Shortages hobbling Hawks’ priority crime investigations, says Sitole
Johannesburg- National police commissioner General Khehla Sitole says the Directorate for Priority Crimes Investigation (DPCI) cannot claim to be an elite unit when it in fact faces a dire shortage of investigators.
Sitole revealed this on Wednesday when he briefed Parliament’s police portfolio committee on measures they were taking to tackle the scourge of crime, following the shocking statistics released last week.
“The (Hawks) numbers have deteriorated from 5000 to about 2500 now, but their current shortage to respond to crime is 2800. With this shortage they can’t claim to be an elite investigative organisation,” he said.
According to Sitole, the shortage of officers at police stations to address police visibility in communities stood at 62000.
He said over and above these shortages, the DPCI was functioning with 50% less structure.
Sitole highlighted the fact that dockets which had to be processed totalled 1.6 million.
“The shortages are a reality. We do not expect the government to respond and address it at once,” he said. “We are not raising challenges and folding our hands. We are putting interventions in place.”
The national commissioner said President Cyril Ramaphosa had announced that there would be an intake of 7000 new officers per year.
“What we have at colleges is 5000 that come out in December. I have just signed off for an advertisement for 7000 recruits for next year.”
Sitole said he had also issued an instruction for police reservists to serve as a force multiplier.

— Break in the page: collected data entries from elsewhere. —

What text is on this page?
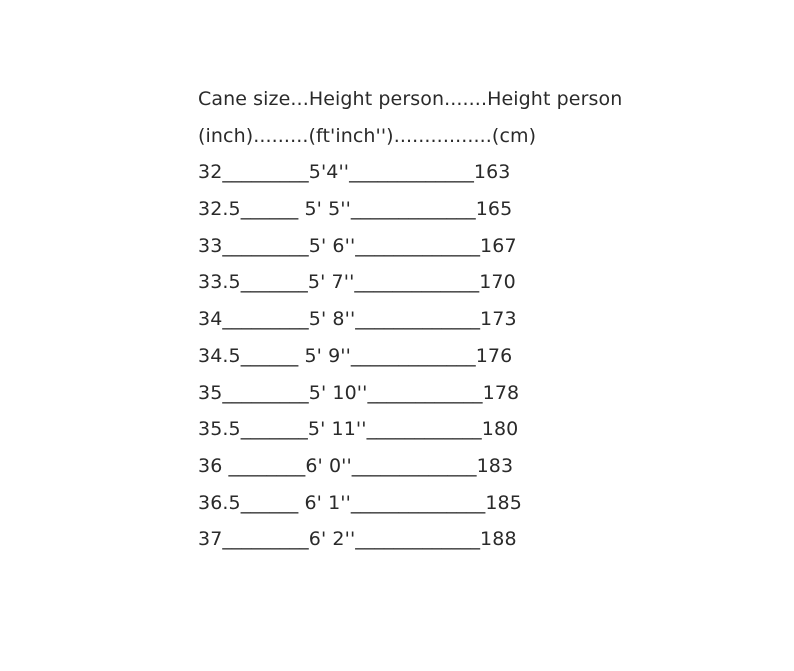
Cane size...Height person.......Height person
(inch).........(ft'inch'')................(cm)
32_________5'4''_____________163
32.5______ 5' 5''_____________165
33_________5' 6''_____________167
33.5_______5' 7''_____________170
34_________5' 8''_____________173
34.5______ 5' 9''_____________176
35_________5' 10''____________178
35.5_______5' 11''____________180
36 ________6' 0''_____________183
36.5______ 6' 1''______________185
37_________6' 2''_____________188
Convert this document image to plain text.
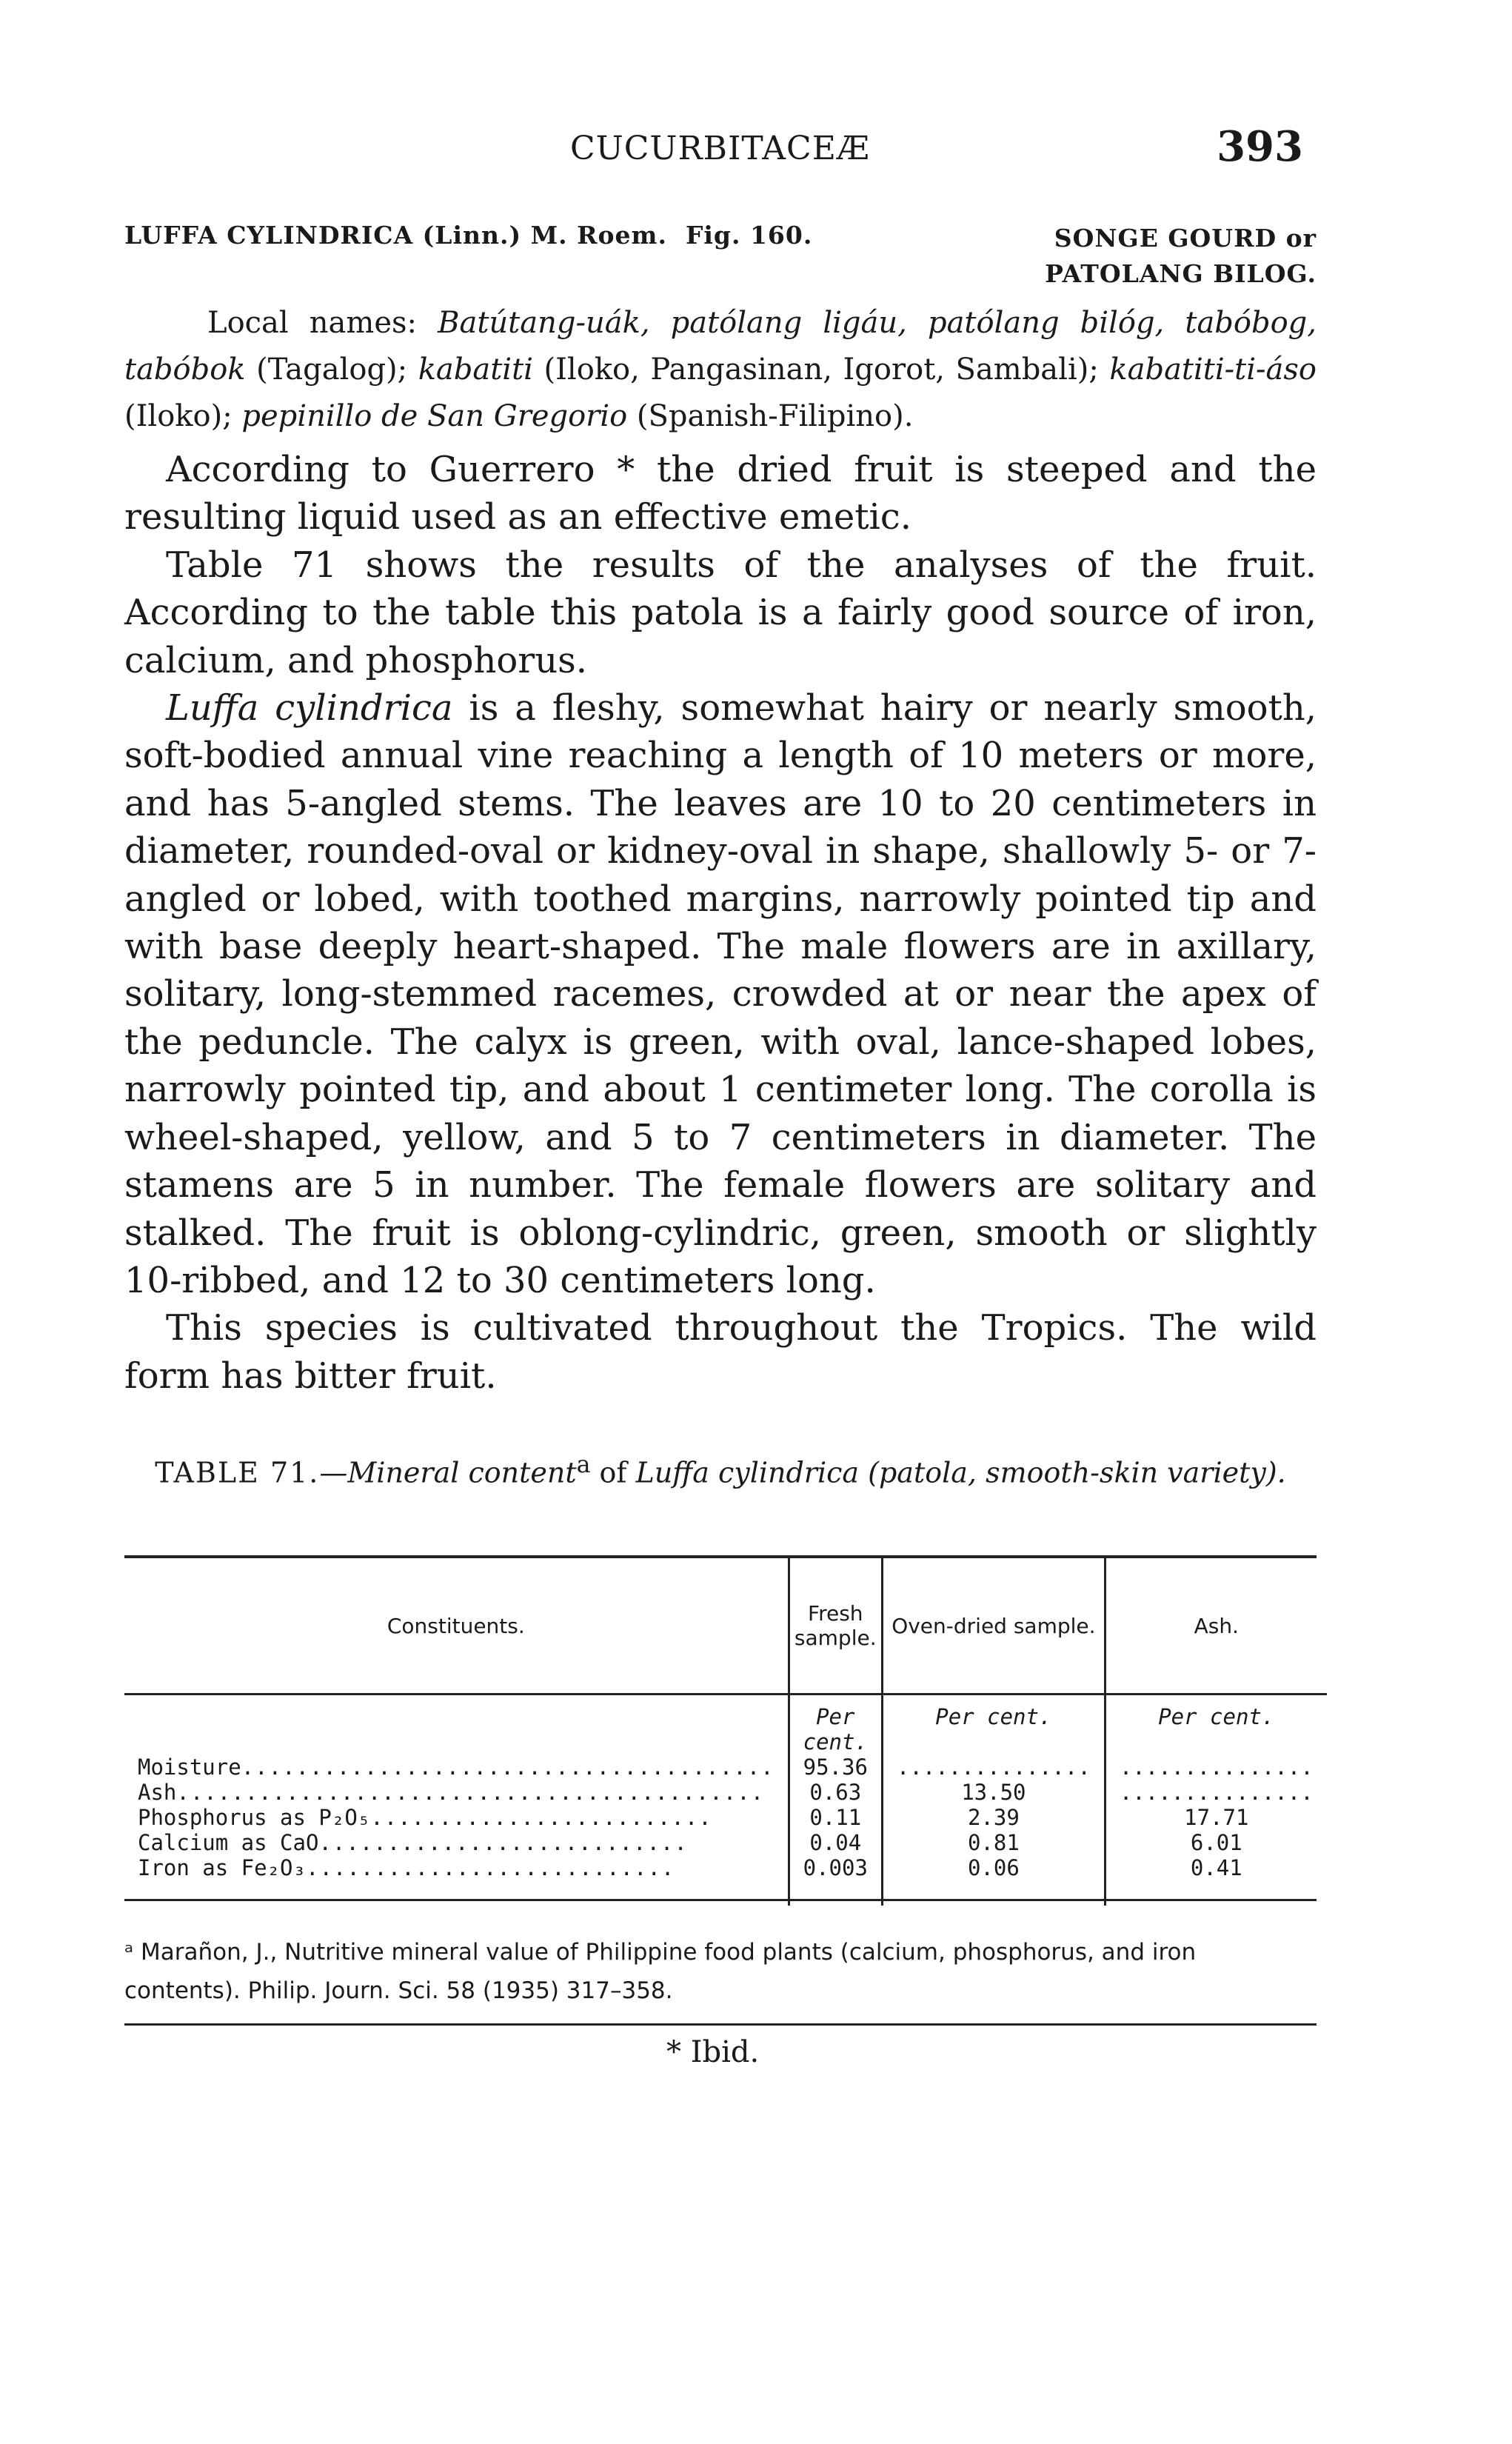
CUCURBITACEÆ	393
LUFFA CYLINDRICA (Linn.) M. Roem. Fig. 160.	SONGE GOURD or
PATOLANG BILOG.
Local names: Batútang-uák, patólang ligáu, patólang biló́g, tabóbog, tabóbok (Tagalog); kabatiti (Iloko, Pangasinan, Igorot, Sambali); kabatiti-ti-áso (Iloko); pepinillo de San Gregorio (Spanish-Filipino).

According to Guerrero * the dried fruit is steeped and the resulting liquid used as an effective emetic.

Table 71 shows the results of the analyses of the fruit. According to the table this patola is a fairly good source of iron, calcium, and phosphorus.

Luffa cylindrica is a fleshy, somewhat hairy or nearly smooth, soft-bodied annual vine reaching a length of 10 meters or more, and has 5-angled stems. The leaves are 10 to 20 centimeters in diameter, rounded-oval or kidney-oval in shape, shallowly 5- or 7-angled or lobed, with toothed margins, narrowly pointed tip and with base deeply heart-shaped. The male flowers are in axillary, solitary, long-stemmed racemes, crowded at or near the apex of the peduncle. The calyx is green, with oval, lance-shaped lobes, narrowly pointed tip, and about 1 centimeter long. The corolla is wheel-shaped, yellow, and 5 to 7 centimeters in diameter. The stamens are 5 in number. The female flowers are solitary and stalked. The fruit is oblong-cylindric, green, smooth or slightly 10-ribbed, and 12 to 30 centimeters long.

This species is cultivated throughout the Tropics. The wild form has bitter fruit.

TABLE 71.—Mineral content$^a$ of Luffa cylindrica (patola, smooth-skin variety).
Constituents.	Fresh sample.	Oven-dried sample.	Ash.
	Per cent.	Per cent.	Per cent.
Moisture.......................................	95.36	...............	...............
Ash...........................................	0.63	13.50	...............
Phosphorus as P₂O₅.........................	0.11	2.39	17.71
Calcium as CaO...........................	0.04	0.81	6.01
Iron as Fe₂O₃...........................	0.003	0.06	0.41

ᵃ Marañon, J., Nutritive mineral value of Philippine food plants (calcium, phosphorus, and iron contents). Philip. Journ. Sci. 58 (1935) 317–358.
* Ibid.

He revealed that the SAPS had also decided to use the services of former police officers, especially in the investigative department.
“We have got a number of senior officers in crime detection that are leaving. Some are former teachers, advocates and graduates. We are also bringing them on board.”
The former officers will be absorbed by the detective academy, which is set to open in the new financial year.
Sitole conceded that the shortage of officers posed a problem for the SAPS in its efforts to fight crime. He said criminals were aware of the shortages and were taking advantage of it.